Malgré les défis logistiques, climatiques et réglementaires, l’émotion est au rendez-vous. Pour des millions de fidèles, le Hajj reste un sommet spirituel dans une vie. Beaucoup ont économisé pendant des années pour accomplir ce rituel. Comme Belhajj Beafo, venu d’Algérie, qui confie : « C’est la première fois que je fais le Hajj. J’ai accompli tous les rituels. Que Dieu permette à tous les musulmans d’y parvenir un jour. »

Cette ferveur est aussi une force collective : les pèlerins marchent ensemble, prient ensemble, partagent les repas. La spiritualité reste au cœur du rituel, malgré l’environnement ultra-sécurisé qui encadre désormais chaque étape.

À l’heure où plusieurs régions du monde musulman sont frappées par la guerre, la pauvreté ou l’instabilité, le Hajj devient un lieu de communion mais aussi de solidarité. « Ma première prière sera pour les habitants de Gaza et du Soudan. Que Dieu arrête l’effusion de sang », confie Layla Saad, venue d’Égypte. De nombreuses prières sont tournées vers les civils syriens, yéménites, soudanais, ou palestiniens. La Kaaba devient le centre symbolique d’une fraternité musulmane face aux déchirements géopolitiques.

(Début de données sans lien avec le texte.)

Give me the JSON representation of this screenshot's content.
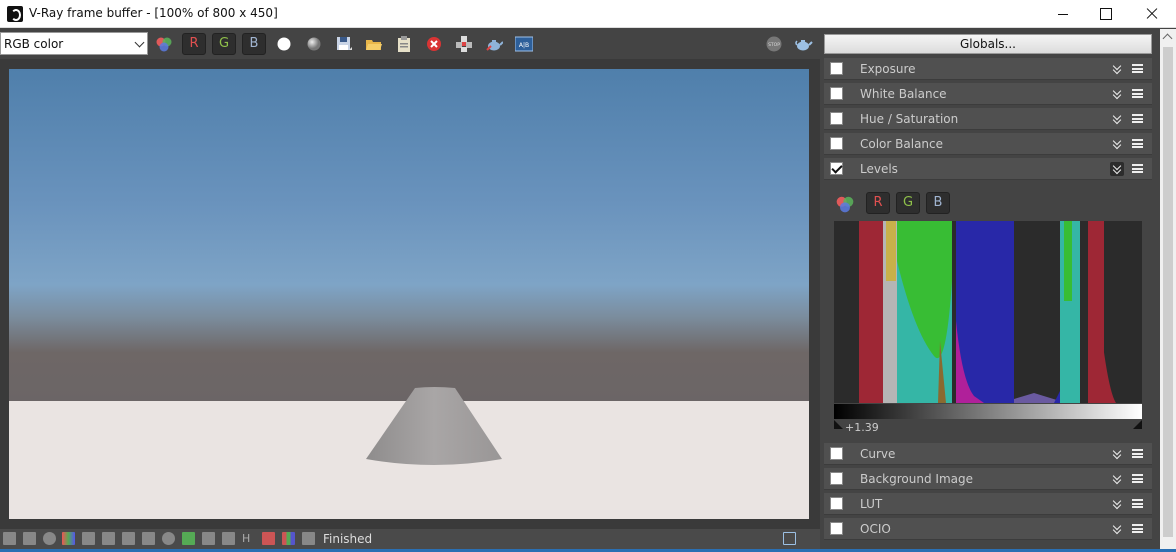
{
  "window": {
    "title": "V-Ray frame buffer - [100% of 800 x 450]"
  },
  "toolbar": {
    "channel": "RGB color",
    "r_label": "R",
    "g_label": "G",
    "b_label": "B"
  },
  "panel": {
    "globals_label": "Globals...",
    "rollouts": [
      {
        "label": "Exposure",
        "checked": false
      },
      {
        "label": "White Balance",
        "checked": false
      },
      {
        "label": "Hue / Saturation",
        "checked": false
      },
      {
        "label": "Color Balance",
        "checked": false
      },
      {
        "label": "Levels",
        "checked": true
      },
      {
        "label": "Curve",
        "checked": false
      },
      {
        "label": "Background Image",
        "checked": false
      },
      {
        "label": "LUT",
        "checked": false
      },
      {
        "label": "OCIO",
        "checked": false
      }
    ],
    "levels": {
      "r_label": "R",
      "g_label": "G",
      "b_label": "B",
      "value": "+1.39"
    }
  },
  "status": {
    "text": "Finished"
  },
  "colors": {
    "accent_blue": "#2a6fb3",
    "red": "#e05050",
    "green": "#8fc04a",
    "blue_text": "#a0b4d0"
  }
}
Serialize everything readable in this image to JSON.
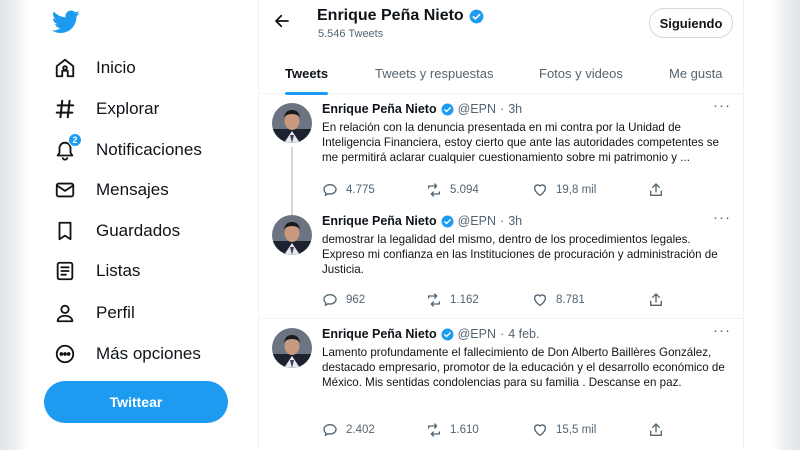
{
  "sidebar": {
    "logo_icon": "twitter-bird-icon",
    "items": [
      {
        "label": "Inicio",
        "icon": "home-icon"
      },
      {
        "label": "Explorar",
        "icon": "hashtag-icon"
      },
      {
        "label": "Notificaciones",
        "icon": "bell-icon",
        "badge": "2"
      },
      {
        "label": "Mensajes",
        "icon": "envelope-icon"
      },
      {
        "label": "Guardados",
        "icon": "bookmark-icon"
      },
      {
        "label": "Listas",
        "icon": "list-icon"
      },
      {
        "label": "Perfil",
        "icon": "person-icon"
      },
      {
        "label": "Más opciones",
        "icon": "more-circle-icon"
      }
    ],
    "tweet_button": "Twittear"
  },
  "header": {
    "name": "Enrique Peña Nieto",
    "tweet_count": "5.546 Tweets",
    "follow_button": "Siguiendo"
  },
  "tabs": [
    {
      "label": "Tweets",
      "active": true
    },
    {
      "label": "Tweets y respuestas",
      "active": false
    },
    {
      "label": "Fotos y videos",
      "active": false
    },
    {
      "label": "Me gusta",
      "active": false
    }
  ],
  "tweets": [
    {
      "name": "Enrique Peña Nieto",
      "handle": "@EPN",
      "time": "3h",
      "text": "En relación con la denuncia presentada en mi contra por la Unidad de Inteligencia Financiera,  estoy cierto que ante las autoridades competentes se me permitirá aclarar cualquier cuestionamiento sobre mi patrimonio y ...",
      "replies": "4.775",
      "retweets": "5.094",
      "likes": "19,8 mil"
    },
    {
      "name": "Enrique Peña Nieto",
      "handle": "@EPN",
      "time": "3h",
      "text": "demostrar la legalidad del mismo, dentro de los procedimientos  legales. Expreso mi confianza en las Instituciones de procuración y administración de Justicia.",
      "replies": "962",
      "retweets": "1.162",
      "likes": "8.781"
    },
    {
      "name": "Enrique Peña Nieto",
      "handle": "@EPN",
      "time": "4 feb.",
      "text": "Lamento  profundamente el fallecimiento de Don Alberto Baillères González, destacado empresario, promotor de la educación y el desarrollo económico de México.  Mis sentidas condolencias para su familia . Descanse en paz.",
      "replies": "2.402",
      "retweets": "1.610",
      "likes": "15,5 mil"
    }
  ],
  "colors": {
    "accent": "#1d9bf0",
    "text": "#0f1419",
    "muted": "#536471",
    "border": "#eff3f4"
  }
}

Pour les autorités saoudiennes, le bon déroulement du Hajj est autant un devoir spirituel qu’un enjeu politique. Le ministre du Hajj et de la Omra, Tawfig al-Rabiah, a rappelé que « seuls les pèlerins autorisés auront accès aux services essentiels et à l’hospitalité sacrée du royaume ». Cette discipline vise à renforcer le prestige spirituel de l’Arabie saoudite, gardienne des lieux saints, mais aussi à asseoir sa légitimité en tant que centre névralgique de l’islam mondial.